L'Héritage des Cathares
l’endurance. S’infligeant à lui-même le traitement qu’il m’avait imposé jadis, il terminait chaque exercice le visage livide et le souffle court, mais il était visiblement heureux. Après quelques semaines de ce régime, il retrouva tous ses moyens, ce qui ravit Pernelle. Pour bien le prouver, il se permit de donner une mémorable leçon à ce pauvre Ugolin qui, décidément, semblait condamné à faire les frais du retour en forme des blessés. Le géant prit d’ailleurs la chose avec bonhomie, s’esclaffant alors que la pointe de l’épée de Montbard était appuyée sur sa gorge. Par la suite, mon maître le prit sous son aile et travailla régulièrement avec lui pour améliorer sa technique. Ce fut la naissance d’une solide complicité qui ne se démentit ensuite jamais.
Par un matin d’avril, nous reçûmes des nouvelles de la forteresse de Bram sous une forme que je n’oublierai jamais. Un cri d’alerte retentit de la muraille. Je sortis du lit à toute vitesse et, chaussé, mais torse nu, j’accourus auprès des gardes. Derrière moi surgirent Pierre Roger, Landric, Ugolin et Montbard, qui s’était tout naturellement insinué dans notre petit groupe de décideurs.
— Que se passe-t-il ? demandai-je, alarmé.
— Là, fit une des sentinelles en désignant l’horizon.
Je plissai les yeux. Au loin, dans la brume du matin, je pouvais apercevoir une colonne de silhouettes zigzaguant dans la plaine, au pied de la montagne, sur le point de s’engager dans le chemin qui conduisait à la forteresse.
— Ils ont un bien drôle de comportement, remarqua Pierre Roger. Et que font-ils à pied ? Des croisés, tu crois ?
— S’il s’agit de croisés, ils ne sont guère menaçants.
— Il pourrait s’agir d’une ruse.
— Il n’y a qu’une façon d’en avoir le cœur net, rétorquai-je. Landric, assemble une trentaine d’hommes en armes.
Je me retournai vers Montbard.
— Cette cause n’est pas la vôtre, maître, mais je serais heureux de vous avoir à nouveau sur ma droite.
— Sans moi, qui sait quelle gaffe tu commettras ?
Cinq minutes plus tard, la petite troupe était dans la cour, montée et en armes. Sur ma droite se tenait Bertrand de Montbard, visiblement heureux de retrouver enfin l’action pour laquelle il était né. Sur ma gauche se trouvaient Landric et Ugolin. Je songeai avec fierté que jamais chevalier n’avait été mieux entouré. Je claquai la langue et Sauvage se mit en route, entraînant les autres. Nous descendîmes le sentier étroit qui menait dans la plaine. Arrivé en bas, j’ordonnai la halte.
— Ils sont là-bas, observa Landric, perplexe. Ils ont l’air complètement saouls.

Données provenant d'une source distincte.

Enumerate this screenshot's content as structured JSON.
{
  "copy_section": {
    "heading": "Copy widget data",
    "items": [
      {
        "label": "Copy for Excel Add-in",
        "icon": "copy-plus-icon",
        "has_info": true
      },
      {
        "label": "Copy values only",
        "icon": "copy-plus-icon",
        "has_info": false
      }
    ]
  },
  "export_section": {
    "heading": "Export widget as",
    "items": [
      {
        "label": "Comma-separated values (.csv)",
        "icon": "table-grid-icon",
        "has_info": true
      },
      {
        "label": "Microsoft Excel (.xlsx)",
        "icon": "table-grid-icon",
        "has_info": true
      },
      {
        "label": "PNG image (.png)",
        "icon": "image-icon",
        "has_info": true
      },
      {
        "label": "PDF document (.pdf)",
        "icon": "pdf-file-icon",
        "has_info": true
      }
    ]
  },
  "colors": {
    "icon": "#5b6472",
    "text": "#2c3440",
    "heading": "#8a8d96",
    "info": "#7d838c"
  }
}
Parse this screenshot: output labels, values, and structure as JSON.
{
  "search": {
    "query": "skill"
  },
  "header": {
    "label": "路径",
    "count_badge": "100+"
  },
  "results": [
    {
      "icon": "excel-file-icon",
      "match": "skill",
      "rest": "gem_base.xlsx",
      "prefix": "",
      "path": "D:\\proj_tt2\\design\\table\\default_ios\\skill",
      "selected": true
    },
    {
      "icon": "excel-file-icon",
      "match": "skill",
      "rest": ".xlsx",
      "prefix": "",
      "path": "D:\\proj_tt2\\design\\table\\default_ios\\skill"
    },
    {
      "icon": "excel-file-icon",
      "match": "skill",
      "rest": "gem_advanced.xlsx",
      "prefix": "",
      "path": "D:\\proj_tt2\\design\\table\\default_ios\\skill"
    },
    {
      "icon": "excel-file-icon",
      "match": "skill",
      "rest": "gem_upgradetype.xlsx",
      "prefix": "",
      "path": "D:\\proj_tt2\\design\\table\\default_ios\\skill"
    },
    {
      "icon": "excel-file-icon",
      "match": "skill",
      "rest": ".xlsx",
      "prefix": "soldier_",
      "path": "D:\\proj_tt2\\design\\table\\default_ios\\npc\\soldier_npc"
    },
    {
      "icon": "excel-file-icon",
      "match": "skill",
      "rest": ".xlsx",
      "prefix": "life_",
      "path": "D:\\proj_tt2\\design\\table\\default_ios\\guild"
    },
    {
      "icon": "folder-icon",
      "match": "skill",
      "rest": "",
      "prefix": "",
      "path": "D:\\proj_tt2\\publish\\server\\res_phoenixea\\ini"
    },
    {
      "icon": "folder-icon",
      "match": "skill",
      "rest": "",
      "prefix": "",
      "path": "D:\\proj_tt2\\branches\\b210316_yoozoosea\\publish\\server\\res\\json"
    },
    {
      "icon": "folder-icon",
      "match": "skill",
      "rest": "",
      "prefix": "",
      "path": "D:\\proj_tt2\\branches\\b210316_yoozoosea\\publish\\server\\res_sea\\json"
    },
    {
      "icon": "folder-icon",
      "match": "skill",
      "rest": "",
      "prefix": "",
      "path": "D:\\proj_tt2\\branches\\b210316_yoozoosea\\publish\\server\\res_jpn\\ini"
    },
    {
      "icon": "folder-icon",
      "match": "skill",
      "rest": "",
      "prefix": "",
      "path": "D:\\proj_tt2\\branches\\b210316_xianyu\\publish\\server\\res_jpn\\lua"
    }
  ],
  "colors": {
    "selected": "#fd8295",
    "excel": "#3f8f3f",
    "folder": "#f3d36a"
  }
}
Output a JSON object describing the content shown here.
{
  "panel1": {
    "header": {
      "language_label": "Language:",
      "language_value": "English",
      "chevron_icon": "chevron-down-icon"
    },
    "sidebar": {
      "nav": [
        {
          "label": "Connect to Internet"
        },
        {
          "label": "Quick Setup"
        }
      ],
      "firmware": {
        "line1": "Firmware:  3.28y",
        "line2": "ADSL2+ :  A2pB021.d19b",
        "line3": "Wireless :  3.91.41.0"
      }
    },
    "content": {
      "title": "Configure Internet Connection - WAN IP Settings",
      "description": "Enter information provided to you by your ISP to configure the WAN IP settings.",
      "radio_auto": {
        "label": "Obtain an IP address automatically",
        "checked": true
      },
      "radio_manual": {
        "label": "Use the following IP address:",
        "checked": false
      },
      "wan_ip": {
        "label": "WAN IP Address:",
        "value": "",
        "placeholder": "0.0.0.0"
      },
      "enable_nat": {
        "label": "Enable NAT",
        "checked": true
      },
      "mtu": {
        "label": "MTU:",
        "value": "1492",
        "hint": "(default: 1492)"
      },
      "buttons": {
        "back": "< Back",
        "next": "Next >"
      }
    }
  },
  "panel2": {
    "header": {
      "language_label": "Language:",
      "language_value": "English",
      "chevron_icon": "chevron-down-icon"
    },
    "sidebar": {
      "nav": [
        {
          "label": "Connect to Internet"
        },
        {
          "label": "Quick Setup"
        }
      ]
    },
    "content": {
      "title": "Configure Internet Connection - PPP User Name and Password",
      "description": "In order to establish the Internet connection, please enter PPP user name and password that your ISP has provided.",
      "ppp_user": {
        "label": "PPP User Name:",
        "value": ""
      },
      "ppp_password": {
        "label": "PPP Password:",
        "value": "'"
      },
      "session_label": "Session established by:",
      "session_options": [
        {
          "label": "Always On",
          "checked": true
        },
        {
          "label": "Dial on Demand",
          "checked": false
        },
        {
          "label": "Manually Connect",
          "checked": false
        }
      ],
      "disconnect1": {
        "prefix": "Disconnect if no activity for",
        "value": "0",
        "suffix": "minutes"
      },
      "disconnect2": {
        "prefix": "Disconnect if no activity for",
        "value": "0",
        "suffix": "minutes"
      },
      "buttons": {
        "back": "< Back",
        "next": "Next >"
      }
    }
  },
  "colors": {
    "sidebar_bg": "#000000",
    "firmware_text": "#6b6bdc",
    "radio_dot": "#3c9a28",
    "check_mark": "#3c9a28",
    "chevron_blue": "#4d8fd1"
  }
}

Je me retournai sur ma selle et toisai mes hommes. Ils étaient prêts et je leur faisais entièrement confiance.
— Arme au clair ! ordonnai-je.
Trente épées furent tirées à l’unisson par des bras solides et scintillèrent dans le soleil.
— En avant ! Et pas de quartier !
Nous fonçâmes au galop vers les étrangers, qui se trouvaient à moins d’un quart de lieue de nous. À pleine vitesse, nous eûmes vite fait de franchir la distance. À notre approche, ils se blottirent les uns contre les autres comme des faons terrifiés et je levai la main pour restreindre l’ardeur de mes hommes. De toute évidence, les nouveaux venus ne présentaient aucune menace. Nous nous approchâmes encore un peu et, lorsque je parvins à la hauteur du petit groupe, ce que je vis hantera mon sommeil jusqu’à mon dernier souffle.
Ils étaient une centaine d’hommes. Une procession d’êtres gémissants et effrayés vêtus de robes noires. Des Parfaits. Certains portaient des sandales. Les autres avaient la plante des pieds sanglante à force d’avoir marché. Tous étaient crasseux et couverts de poussière. Ils se tenaient les uns derrière les autres, chacun ayant la main posée sur l’épaule de celui qui le précédait. Puis je vis leur visage. Ou ce qu’il en restait sous l’épaisse croûte de sang séché. On leur avait tranché le nez et la lèvre supérieure, figeant leur expression en un affreux rictus. On leur avait aussi arraché les yeux et leurs paupières se refermaient sur des orbites vides. Seul celui qui ouvrait la marche avait encore un œil. Un seul. C’était lui qui avait guidé les autres. Alertés par les pas de Sauvage, ils tournaient vers moi un visage anxieux.